During the Saturday, October 31 “The Americans – Meet the Mixers” session (11:00 am  - 12:30 pm), Ken Hahn of New York’s Sync Sound, Inc. and freelance re-recording mixer/sound editor/sound designer James David Redding III will look at some of the many challenges they’ve encountered during the sound design and mixing of this gripping Cold War drama.

Now in its fourth season, the critically acclaimed drama Nashville is notable for its reliance on “live music” performances, where the stars do the singing, as key to its storyline. In the Recording and Mastering Track event “Raw Tracks 2.0 – Anatomy of: On-Set Recording Nashville – Keeping It Real,” Saturday, October 31 (3:45 – 5:15 pm), a panel of professionals including Nashville-based Mike Poole, Glenn Trew and others will reveal the intricacies required to maintain continuity and a convincing sense of reality in each music scene.

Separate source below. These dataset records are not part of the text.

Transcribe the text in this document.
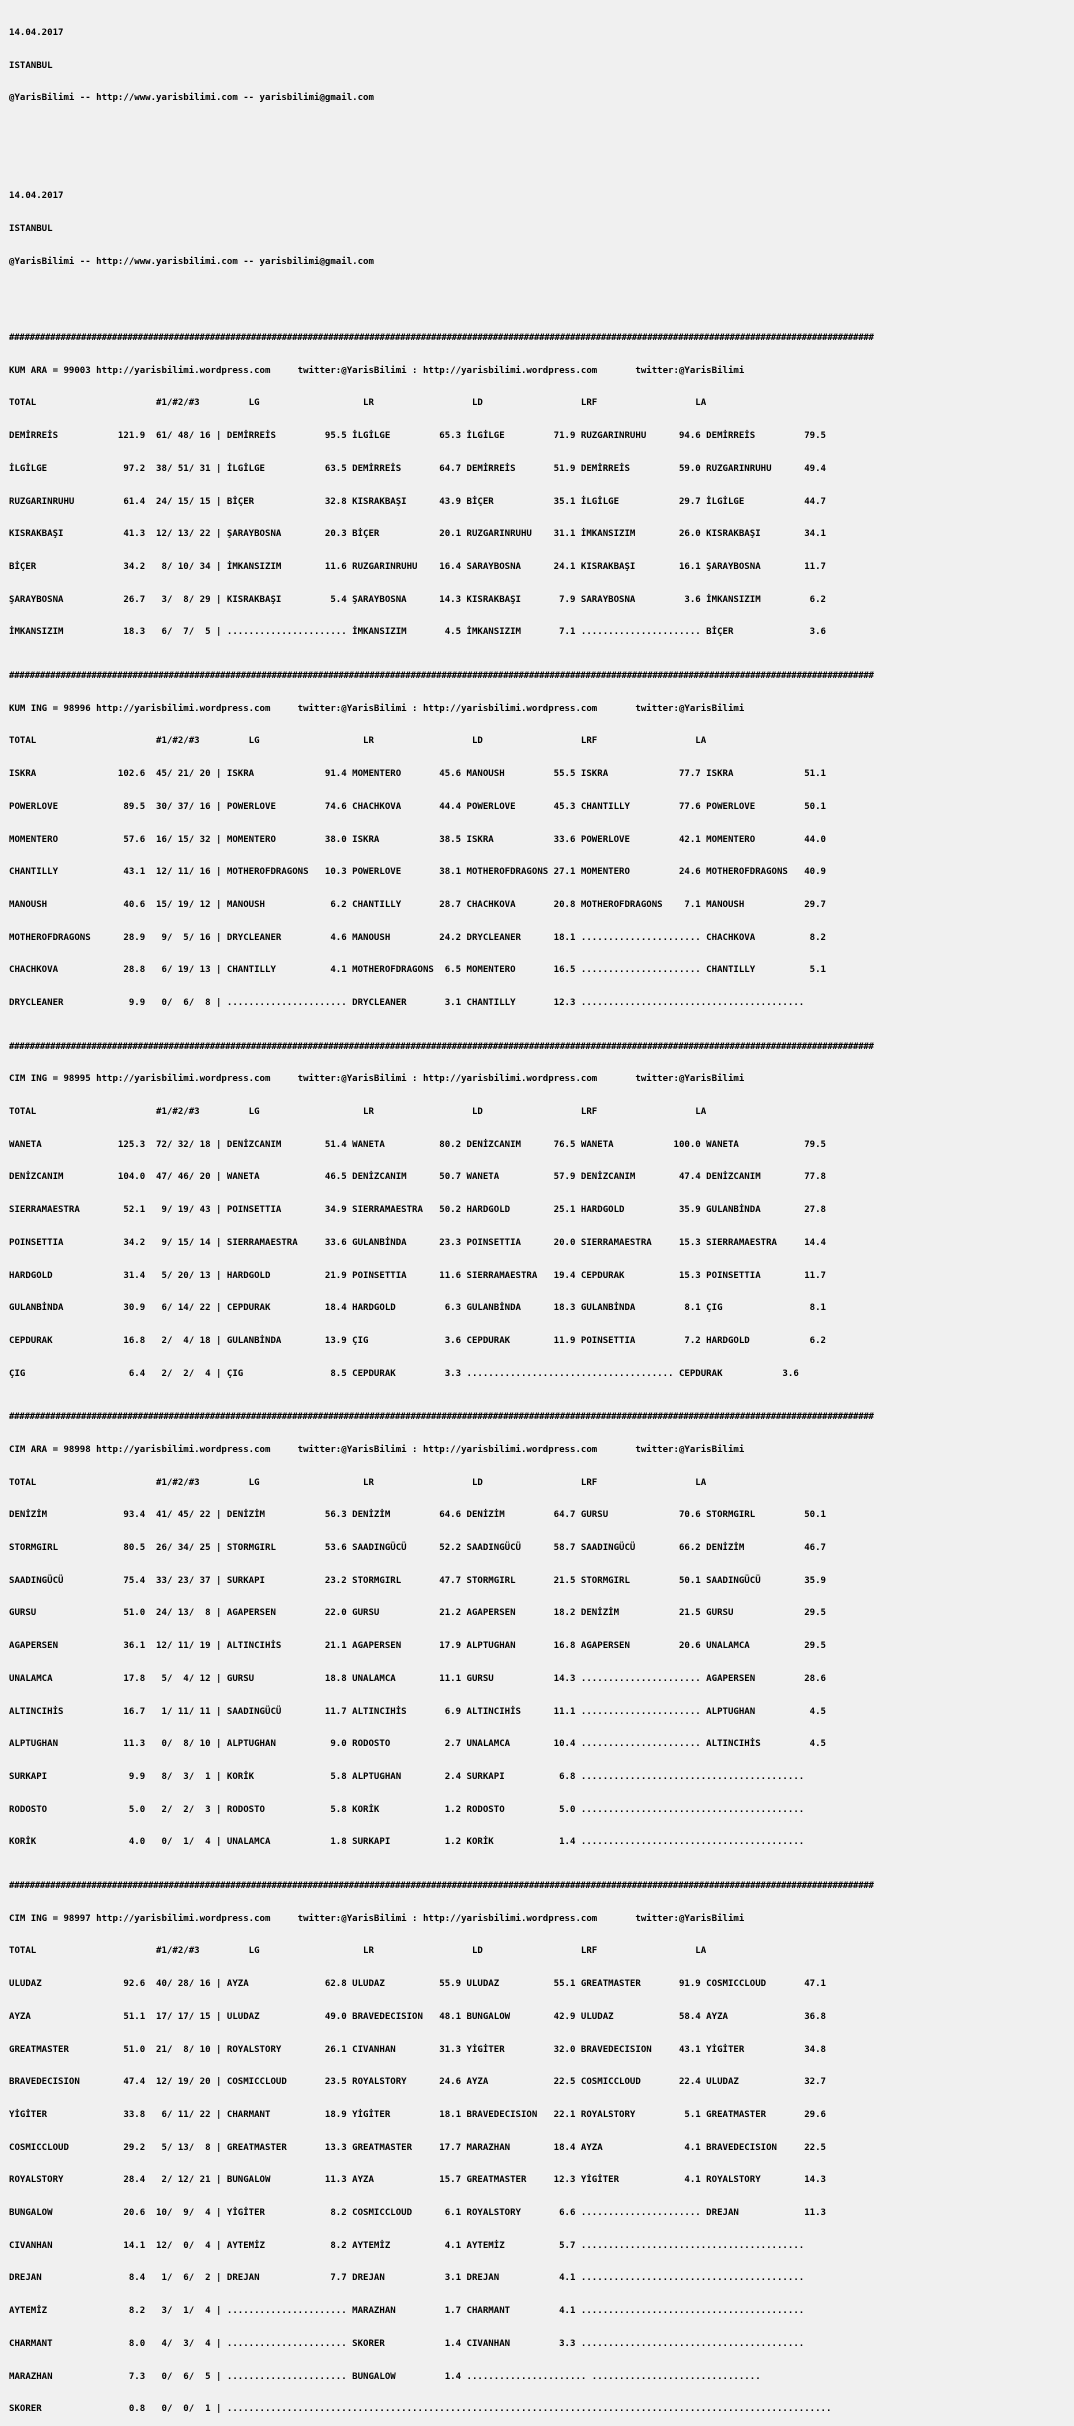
14.04.2017

ISTANBUL

@YarisBilimi -- http://www.yarisbilimi.com -- yarisbilimi@gmail.com

14.04.2017

ISTANBUL

@YarisBilimi -- http://www.yarisbilimi.com -- yarisbilimi@gmail.com

########################################################################################################################################################################

KUM ARA = 99003 http://yarisbilimi.wordpress.com     twitter:@YarisBilimi : http://yarisbilimi.wordpress.com       twitter:@YarisBilimi

TOTAL                      #1/#2/#3         LG                   LR                  LD                  LRF                  LA

DEMİRREİS           121.9  61/ 48/ 16 | DEMİRREİS         95.5 İLGİLGE         65.3 İLGİLGE         71.9 RUZGARINRUHU      94.6 DEMİRREİS         79.5

İLGİLGE              97.2  38/ 51/ 31 | İLGİLGE           63.5 DEMİRREİS       64.7 DEMİRREİS       51.9 DEMİRREİS         59.0 RUZGARINRUHU      49.4

RUZGARINRUHU         61.4  24/ 15/ 15 | BİÇER             32.8 KISRAKBAŞI      43.9 BİÇER           35.1 İLGİLGE           29.7 İLGİLGE           44.7

KISRAKBAŞI           41.3  12/ 13/ 22 | ŞARAYBOSNA        20.3 BİÇER           20.1 RUZGARINRUHU    31.1 İMKANSIZIM        26.0 KISRAKBAŞI        34.1

BİÇER                34.2   8/ 10/ 34 | İMKANSIZIM        11.6 RUZGARINRUHU    16.4 SARAYBOSNA      24.1 KISRAKBAŞI        16.1 ŞARAYBOSNA        11.7

ŞARAYBOSNA           26.7   3/  8/ 29 | KISRAKBAŞI         5.4 ŞARAYBOSNA      14.3 KISRAKBAŞI       7.9 SARAYBOSNA         3.6 İMKANSIZIM         6.2

İMKANSIZIM           18.3   6/  7/  5 | ...................... İMKANSIZIM       4.5 İMKANSIZIM       7.1 ...................... BİÇER              3.6

########################################################################################################################################################################

KUM ING = 98996 http://yarisbilimi.wordpress.com     twitter:@YarisBilimi : http://yarisbilimi.wordpress.com       twitter:@YarisBilimi

TOTAL                      #1/#2/#3         LG                   LR                  LD                  LRF                  LA

ISKRA               102.6  45/ 21/ 20 | ISKRA             91.4 MOMENTERO       45.6 MANOUSH         55.5 ISKRA             77.7 ISKRA             51.1

POWERLOVE            89.5  30/ 37/ 16 | POWERLOVE         74.6 CHACHKOVA       44.4 POWERLOVE       45.3 CHANTILLY         77.6 POWERLOVE         50.1

MOMENTERO            57.6  16/ 15/ 32 | MOMENTERO         38.0 ISKRA           38.5 ISKRA           33.6 POWERLOVE         42.1 MOMENTERO         44.0

CHANTILLY            43.1  12/ 11/ 16 | MOTHEROFDRAGONS   10.3 POWERLOVE       38.1 MOTHEROFDRAGONS 27.1 MOMENTERO         24.6 MOTHEROFDRAGONS   40.9

MANOUSH              40.6  15/ 19/ 12 | MANOUSH            6.2 CHANTILLY       28.7 CHACHKOVA       20.8 MOTHEROFDRAGONS    7.1 MANOUSH           29.7

MOTHEROFDRAGONS      28.9   9/  5/ 16 | DRYCLEANER         4.6 MANOUSH         24.2 DRYCLEANER      18.1 ...................... CHACHKOVA          8.2

CHACHKOVA            28.8   6/ 19/ 13 | CHANTILLY          4.1 MOTHEROFDRAGONS  6.5 MOMENTERO       16.5 ...................... CHANTILLY          5.1

DRYCLEANER            9.9   0/  6/  8 | ...................... DRYCLEANER       3.1 CHANTILLY       12.3 .........................................

########################################################################################################################################################################

CIM ING = 98995 http://yarisbilimi.wordpress.com     twitter:@YarisBilimi : http://yarisbilimi.wordpress.com       twitter:@YarisBilimi

TOTAL                      #1/#2/#3         LG                   LR                  LD                  LRF                  LA

WANETA              125.3  72/ 32/ 18 | DENİZCANIM        51.4 WANETA          80.2 DENİZCANIM      76.5 WANETA           100.0 WANETA            79.5

DENİZCANIM          104.0  47/ 46/ 20 | WANETA            46.5 DENİZCANIM      50.7 WANETA          57.9 DENİZCANIM        47.4 DENİZCANIM        77.8

SIERRAMAESTRA        52.1   9/ 19/ 43 | POINSETTIA        34.9 SIERRAMAESTRA   50.2 HARDGOLD        25.1 HARDGOLD          35.9 GULANBİNDA        27.8

POINSETTIA           34.2   9/ 15/ 14 | SIERRAMAESTRA     33.6 GULANBİNDA      23.3 POINSETTIA      20.0 SIERRAMAESTRA     15.3 SIERRAMAESTRA     14.4

HARDGOLD             31.4   5/ 20/ 13 | HARDGOLD          21.9 POINSETTIA      11.6 SIERRAMAESTRA   19.4 CEPDURAK          15.3 POINSETTIA        11.7

GULANBİNDA           30.9   6/ 14/ 22 | CEPDURAK          18.4 HARDGOLD         6.3 GULANBİNDA      18.3 GULANBİNDA         8.1 ÇIG                8.1

CEPDURAK             16.8   2/  4/ 18 | GULANBİNDA        13.9 ÇIG              3.6 CEPDURAK        11.9 POINSETTIA         7.2 HARDGOLD           6.2

ÇIG                   6.4   2/  2/  4 | ÇIG                8.5 CEPDURAK         3.3 ...................................... CEPDURAK           3.6

########################################################################################################################################################################

CIM ARA = 98998 http://yarisbilimi.wordpress.com     twitter:@YarisBilimi : http://yarisbilimi.wordpress.com       twitter:@YarisBilimi

TOTAL                      #1/#2/#3         LG                   LR                  LD                  LRF                  LA

DENİZİM              93.4  41/ 45/ 22 | DENİZİM           56.3 DENİZİM         64.6 DENİZİM         64.7 GURSU             70.6 STORMGIRL         50.1

STORMGIRL            80.5  26/ 34/ 25 | STORMGIRL         53.6 SAADINGÜCÜ      52.2 SAADINGÜCÜ      58.7 SAADINGÜCÜ        66.2 DENİZİM           46.7

SAADINGÜCÜ           75.4  33/ 23/ 37 | SURKAPI           23.2 STORMGIRL       47.7 STORMGIRL       21.5 STORMGIRL         50.1 SAADINGÜCÜ        35.9

GURSU                51.0  24/ 13/  8 | AGAPERSEN         22.0 GURSU           21.2 AGAPERSEN       18.2 DENİZİM           21.5 GURSU             29.5

AGAPERSEN            36.1  12/ 11/ 19 | ALTINCIHİS        21.1 AGAPERSEN       17.9 ALPTUGHAN       16.8 AGAPERSEN         20.6 UNALAMCA          29.5

UNALAMCA             17.8   5/  4/ 12 | GURSU             18.8 UNALAMCA        11.1 GURSU           14.3 ...................... AGAPERSEN         28.6

ALTINCIHİS           16.7   1/ 11/ 11 | SAADINGÜCÜ        11.7 ALTINCIHİS       6.9 ALTINCIHİS      11.1 ...................... ALPTUGHAN          4.5

ALPTUGHAN            11.3   0/  8/ 10 | ALPTUGHAN          9.0 RODOSTO          2.7 UNALAMCA        10.4 ...................... ALTINCIHİS         4.5

SURKAPI               9.9   8/  3/  1 | KORİK              5.8 ALPTUGHAN        2.4 SURKAPI          6.8 .........................................

RODOSTO               5.0   2/  2/  3 | RODOSTO            5.8 KORİK            1.2 RODOSTO          5.0 .........................................

KORİK                 4.0   0/  1/  4 | UNALAMCA           1.8 SURKAPI          1.2 KORİK            1.4 .........................................

########################################################################################################################################################################

CIM ING = 98997 http://yarisbilimi.wordpress.com     twitter:@YarisBilimi : http://yarisbilimi.wordpress.com       twitter:@YarisBilimi

TOTAL                      #1/#2/#3         LG                   LR                  LD                  LRF                  LA

ULUDAZ               92.6  40/ 28/ 16 | AYZA              62.8 ULUDAZ          55.9 ULUDAZ          55.1 GREATMASTER       91.9 COSMICCLOUD       47.1

AYZA                 51.1  17/ 17/ 15 | ULUDAZ            49.0 BRAVEDECISION   48.1 BUNGALOW        42.9 ULUDAZ            58.4 AYZA              36.8

GREATMASTER          51.0  21/  8/ 10 | ROYALSTORY        26.1 CIVANHAN        31.3 YİGİTER         32.0 BRAVEDECISION     43.1 YİGİTER           34.8

BRAVEDECISION        47.4  12/ 19/ 20 | COSMICCLOUD       23.5 ROYALSTORY      24.6 AYZA            22.5 COSMICCLOUD       22.4 ULUDAZ            32.7

YİGİTER              33.8   6/ 11/ 22 | CHARMANT          18.9 YİGİTER         18.1 BRAVEDECISION   22.1 ROYALSTORY         5.1 GREATMASTER       29.6

COSMICCLOUD          29.2   5/ 13/  8 | GREATMASTER       13.3 GREATMASTER     17.7 MARAZHAN        18.4 AYZA               4.1 BRAVEDECISION     22.5

ROYALSTORY           28.4   2/ 12/ 21 | BUNGALOW          11.3 AYZA            15.7 GREATMASTER     12.3 YİGİTER            4.1 ROYALSTORY        14.3

BUNGALOW             20.6  10/  9/  4 | YİGİTER            8.2 COSMICCLOUD      6.1 ROYALSTORY       6.6 ...................... DREJAN            11.3

CIVANHAN             14.1  12/  0/  4 | AYTEMİZ            8.2 AYTEMİZ          4.1 AYTEMİZ          5.7 .........................................

DREJAN                8.4   1/  6/  2 | DREJAN             7.7 DREJAN           3.1 DREJAN           4.1 .........................................

AYTEMİZ               8.2   3/  1/  4 | ...................... MARAZHAN         1.7 CHARMANT         4.1 .........................................

CHARMANT              8.0   4/  3/  4 | ...................... SKORER           1.4 CIVANHAN         3.3 .........................................

MARAZHAN              7.3   0/  6/  5 | ...................... BUNGALOW         1.4 ...................... ...............................

SKORER                0.8   0/  0/  1 | ...............................................................................................................
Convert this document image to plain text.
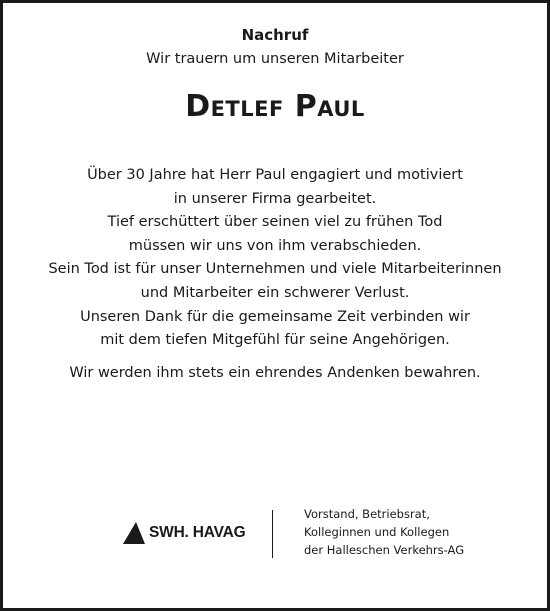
Nachruf
Wir trauern um unseren Mitarbeiter
Detlef Paul
Über 30 Jahre hat Herr Paul engagiert und motiviert
in unserer Firma gearbeitet.
Tief erschüttert über seinen viel zu frühen Tod
müssen wir uns von ihm verabschieden.
Sein Tod ist für unser Unternehmen und viele Mitarbeiterinnen
und Mitarbeiter ein schwerer Verlust.
Unseren Dank für die gemeinsame Zeit verbinden wir
mit dem tiefen Mitgefühl für seine Angehörigen.
Wir werden ihm stets ein ehrendes Andenken bewahren.
SWH. HAVAG
Vorstand, Betriebsrat,
Kolleginnen und Kollegen
der Halleschen Verkehrs-AG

Moderated by Jim Kaiser of Nashville’s Belmont University, the panel will use audio examples to spotlight the capture of the “musical performance,” the preparation to make sure all pre-production music fits the show’s requirements, and the way the music is developed and recorded to best suit the scene and all format releases including iTunes.
 
Saul Walker - the co-founder of API,
the inventor of the industry-defining
500 Series and the designer of
automated consoles and other
landmark products.
“The Rocket Scientist in the Recording Studio” 
Yes, there actually are rocket scientists working in the audio industry, and Saul Walker is one of them. As co-founder and chief engineer of API and creator of the first 500 Series audio modules, among many other achievements, Walker has taken the audio world to greater heights. He will be the presenter at the 139th AES seminar “The Rocket Scientist In the Recording Studio,” to be held on Saturday, October 31, from 12:30 – 2:00 pm at the Jacob Javits Center in New York.

The session – open to all attendees with either FREE Exhibits-Plus or All Access badges – will be moderated by Alex Case, associate professor at the University of Massachusetts Lowell and AES Incoming President-Elect. “Everyone in the audio industry – make that everyone who listens to music – owes a huge debt to Saul Walker,” said Case. “He has shaped the sound of modern recording as much as anyone.”

At the seminar, Walker will tell the inside story behind the development of the 500 Series, which literally changed the shape of audio processors with its compact form factor, and included landmark products like the 512 Mic Preamp, the 550A EQ and the 500 Lunchbox. As if that weren’t enough, Walker is the inventor of the 2520 op amp, which paved the way for modern audio technology. His console system designs are still highly sought after even after four decades, and he has created automated film post-production consoles for major film studios worldwide (API stands for “Automated Processes, Inc.”). And yes, Walker was a high-level rocket scientist who designed digitally controlled spectrum analyzers for NASA, the US Navy, and more. Case will help navigate the conversation with the inventor, engineer and educator whose career has had such far-reaching influence, from missiles to mixers, from outer space to rack space.